So, the federal government will spend countless tax dollars to seek out Cesar Chavez-connected sites for inclusion in the National Parks System ("Law orders search for Chavez landmarks," May 27). Will they include the many fields and buildings that were torched or burned by Chavez and his followers during their years of "nonviolence"? Will they mark the spots where Chavez looked the other way when heads were smashed because field workers did not go along with him?
That man, a man not to be respected and honored, is the one I recall from my years growing up in the agriculturally rich Coachella Valley.My father worked at a box-making company and packing houses. We were not rich; we did not own the companies. My parents worked hard for every penny they received. I recall many late-night phone calls. On several occasions, my sister and I went with my dad to see the blazing infernos that were once his places of business. Now, they were ash piles after the "nonviolent" UFW members got through with them. Many people were out of work because of their tactics - many people who had no quarrel previously with the UFW. Now, though, there was no sympathy, no support - only anger.
Ironically, Cesar Chavez was one of the first to argue and fight illegal aliens, yet now the next generation of Chavez followers are supporters of illegal aliens.
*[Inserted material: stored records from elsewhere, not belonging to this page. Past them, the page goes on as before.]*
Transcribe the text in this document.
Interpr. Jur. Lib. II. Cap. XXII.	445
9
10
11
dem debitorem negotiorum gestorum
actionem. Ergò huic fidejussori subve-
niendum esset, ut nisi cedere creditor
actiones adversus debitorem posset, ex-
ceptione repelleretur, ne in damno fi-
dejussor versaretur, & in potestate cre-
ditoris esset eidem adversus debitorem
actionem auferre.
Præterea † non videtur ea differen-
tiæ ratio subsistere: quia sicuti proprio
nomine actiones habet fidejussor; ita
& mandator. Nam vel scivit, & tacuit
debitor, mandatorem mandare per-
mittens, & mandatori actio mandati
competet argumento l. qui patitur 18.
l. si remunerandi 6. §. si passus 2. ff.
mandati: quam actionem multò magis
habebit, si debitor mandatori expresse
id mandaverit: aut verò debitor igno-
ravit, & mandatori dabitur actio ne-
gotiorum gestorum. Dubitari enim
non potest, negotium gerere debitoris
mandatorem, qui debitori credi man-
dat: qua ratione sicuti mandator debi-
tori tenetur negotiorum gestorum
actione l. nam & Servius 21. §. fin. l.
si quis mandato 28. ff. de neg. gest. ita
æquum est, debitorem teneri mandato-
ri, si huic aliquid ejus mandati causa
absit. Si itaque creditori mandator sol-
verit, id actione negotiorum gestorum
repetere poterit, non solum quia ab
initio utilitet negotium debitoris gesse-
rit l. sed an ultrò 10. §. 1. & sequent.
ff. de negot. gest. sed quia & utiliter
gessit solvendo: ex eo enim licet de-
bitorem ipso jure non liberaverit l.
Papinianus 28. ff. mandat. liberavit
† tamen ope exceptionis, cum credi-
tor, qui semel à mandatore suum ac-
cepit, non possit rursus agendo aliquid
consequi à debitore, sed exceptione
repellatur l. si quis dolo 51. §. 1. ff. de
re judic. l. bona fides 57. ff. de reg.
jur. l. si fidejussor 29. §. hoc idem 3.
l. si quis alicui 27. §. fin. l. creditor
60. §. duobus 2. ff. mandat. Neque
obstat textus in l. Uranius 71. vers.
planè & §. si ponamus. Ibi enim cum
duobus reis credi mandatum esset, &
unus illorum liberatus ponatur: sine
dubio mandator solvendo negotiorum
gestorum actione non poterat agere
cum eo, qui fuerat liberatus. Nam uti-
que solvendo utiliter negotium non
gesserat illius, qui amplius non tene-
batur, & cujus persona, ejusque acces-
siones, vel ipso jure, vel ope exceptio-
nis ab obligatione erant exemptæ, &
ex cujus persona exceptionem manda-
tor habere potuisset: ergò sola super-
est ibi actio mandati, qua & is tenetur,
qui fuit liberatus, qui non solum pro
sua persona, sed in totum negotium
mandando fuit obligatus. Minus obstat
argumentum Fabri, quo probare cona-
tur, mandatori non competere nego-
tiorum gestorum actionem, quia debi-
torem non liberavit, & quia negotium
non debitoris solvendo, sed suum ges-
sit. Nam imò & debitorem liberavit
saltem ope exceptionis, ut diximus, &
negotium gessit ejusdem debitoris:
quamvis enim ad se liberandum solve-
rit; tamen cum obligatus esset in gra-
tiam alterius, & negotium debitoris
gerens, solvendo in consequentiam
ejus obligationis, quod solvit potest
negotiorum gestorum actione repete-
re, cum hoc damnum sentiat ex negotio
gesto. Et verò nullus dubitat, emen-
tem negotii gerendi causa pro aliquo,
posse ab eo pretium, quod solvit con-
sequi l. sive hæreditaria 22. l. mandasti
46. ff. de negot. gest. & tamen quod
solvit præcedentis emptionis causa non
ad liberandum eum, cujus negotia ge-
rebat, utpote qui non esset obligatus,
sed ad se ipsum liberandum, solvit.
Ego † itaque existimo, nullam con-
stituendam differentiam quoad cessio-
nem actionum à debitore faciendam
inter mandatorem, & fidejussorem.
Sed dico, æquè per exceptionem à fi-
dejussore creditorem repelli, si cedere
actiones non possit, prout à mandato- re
What is now forgotten is how Cesar Chavez and his United Farm Workers were the first "Minutemen". Actually, that's not fair, they were far more violent than the utterly peaceful Minutemen, who use nothing more than 2-way and CB radios. Not only did Chavez and his goons regularly patrol the border and were vigilant about reporting illegal aliens to law enforcement, they also beat them up when they caught them.
Why? For the very sensible reason that these laborers were undermining wages for US born Mexican American farmworkers, just as illegal aliens today undermine wages for American workers in the building trades and other service sector industries.
But somewhere, "La Causa" of better wages and working conditions took a backseat to "La Raza" attempts to import a new lumpenproletariat, of which the radical communists in academia hoped (and still hope) to be the vanguard. And so the legend of Cesar Chavez was reinvented, or should I say fabricated. A strong-arm brawler who was really another Jimmy Hoffa now has his picture featured at pro-alien rallies with the stupid slogan "No One Is Illegal". That is certainly not a sentiment Cesar Chavez shared in his heyday.